Different reasons have been offered for the failure of the Cosatu day of action. At the simplest level, Cosatu officials probably underestimated the extent to which their lines of communication with rank-and-file workers had been disrupted. They almost certainly allowed themselves insufficient time to organize for the protest. Once the decision was taken, they had less than four days to organize a nationwide strike. Two of those days fell over the weekend, when workers were at home.
A related reason for the setback may be that Cosatu shifted too quickly from the factory floor to the political arena. Perhaps it made the tactical mistake of trying to fight a battle on two fronts at once. To avoid this error, union leaders of the old Federation of South African Trade Unions -- from which Cosatu emerged in part -- used to caution against moving too quickly into the political field.

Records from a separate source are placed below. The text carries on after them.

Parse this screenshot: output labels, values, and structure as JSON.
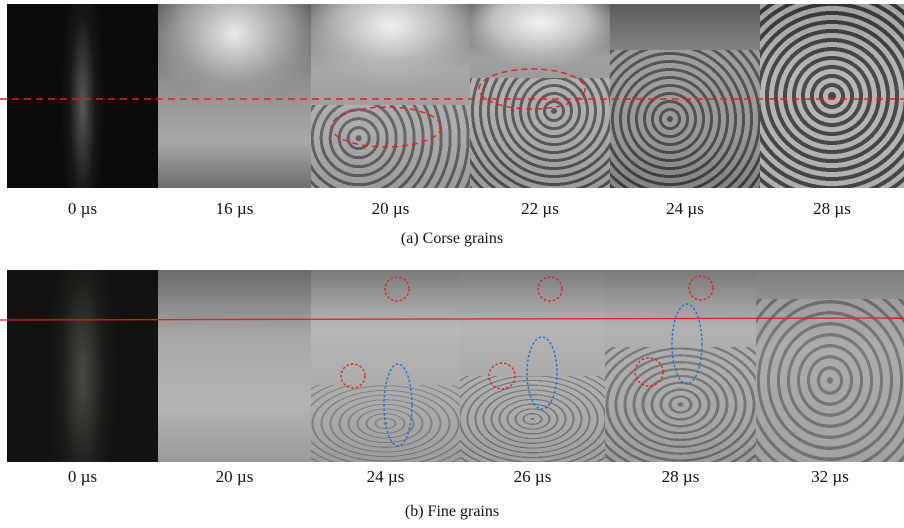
{
  "panel_a": {
    "times": [
      "0 µs",
      "16 µs",
      "20 µs",
      "22 µs",
      "24 µs",
      "28 µs"
    ],
    "caption": "(a) Corse grains"
  },
  "panel_b": {
    "times": [
      "0 µs",
      "20 µs",
      "24 µs",
      "26 µs",
      "28 µs",
      "32 µs"
    ],
    "caption": "(b) Fine grains"
  },
  "colors": {
    "reference_line": "#e02020",
    "red_marker": "#e02020",
    "blue_marker": "#1e6fd0"
  }
}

Thus Joe Foster, General Secretary of the now defunct Federation of South African Trade Unions, warned in 1981: ``You can't fight the state and the employers at the same time.... Who is the enemy? The bosses are the enemy. These are the people one should actually direct attention to.'' In defiance of this warning, Cosatu declared war on both the state and the bosses by proclaiming that employers were co-responsible with the state for the detention of trade union leaders.
Battle was joined on another issue -- the rent boycott by black township residents. Last week saw several black town councils attempt to force householders to pay rents by threatening to evict them. A critical contest of will is unfolding in Soweto, largest of South Africa's black townships.

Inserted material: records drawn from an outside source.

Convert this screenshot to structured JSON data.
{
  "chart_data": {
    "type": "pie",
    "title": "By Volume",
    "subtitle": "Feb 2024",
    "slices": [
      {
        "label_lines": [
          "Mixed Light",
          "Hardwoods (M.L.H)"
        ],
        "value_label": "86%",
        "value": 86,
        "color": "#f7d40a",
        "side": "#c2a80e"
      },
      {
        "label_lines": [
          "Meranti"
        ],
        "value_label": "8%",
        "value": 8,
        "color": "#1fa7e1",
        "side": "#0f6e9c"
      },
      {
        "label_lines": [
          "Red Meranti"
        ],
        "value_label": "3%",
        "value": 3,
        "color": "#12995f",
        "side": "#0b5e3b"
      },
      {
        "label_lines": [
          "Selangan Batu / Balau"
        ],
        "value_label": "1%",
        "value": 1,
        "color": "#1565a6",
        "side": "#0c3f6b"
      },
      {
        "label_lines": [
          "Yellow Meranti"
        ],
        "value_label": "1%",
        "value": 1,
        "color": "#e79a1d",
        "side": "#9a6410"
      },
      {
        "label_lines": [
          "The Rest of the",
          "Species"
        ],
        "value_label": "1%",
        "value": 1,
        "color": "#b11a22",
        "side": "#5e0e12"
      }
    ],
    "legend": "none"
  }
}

The deadline set by the Soweto council for residents to pay arrears in rent has come and gone. Notices are being served, giving rent defaulters seven days to pay or face eviction. The rent boycott began in June to support demands for a general lowering of rents, the abolition of rents for pensioners, and the dissolution of the Soweto Council, which black radicals call a ``puppet body.'' Two-thirds of Soweto's 75,000 householders responded to the boycott call, reducing the council's revenue from rents from 7.5 million to 2 million rands, the town clerk of the Soweto Council, Nico Malan, said in an interview.
The Soweto Council's campaign has presented many householders with an acute dilemma. If they refuse to pay rent, they risk losing their houses in a society where thousands of people are homeless. (There are 22,000 families on the official waiting list in Soweto.) If they pay up, they risk losing their lives in a nocturnal petrol bomb attack by ``comrades,'' young militants who punish those they deem to be collaborators with the white-controlled government.
On the legal front, antigovernment forces have scored some successes. The courts ordered the release of two people detained under emergency regulations.
And in a more recent case, the full bench of the Natal Supreme Court ruled that five of the six definitions of a ``subversive'' statement in the emergency regulations were null and void. They were too vague to be lawful, the judges found. These definitions were major restraints on political leaders' comments about the state of emergency -- and even on reporting on it.
This report is filed under South Africa's emergency regulations, which prohibit naming people who have been detained, reporting security force actions unless officially authorized, and relaying information deemed subsversive.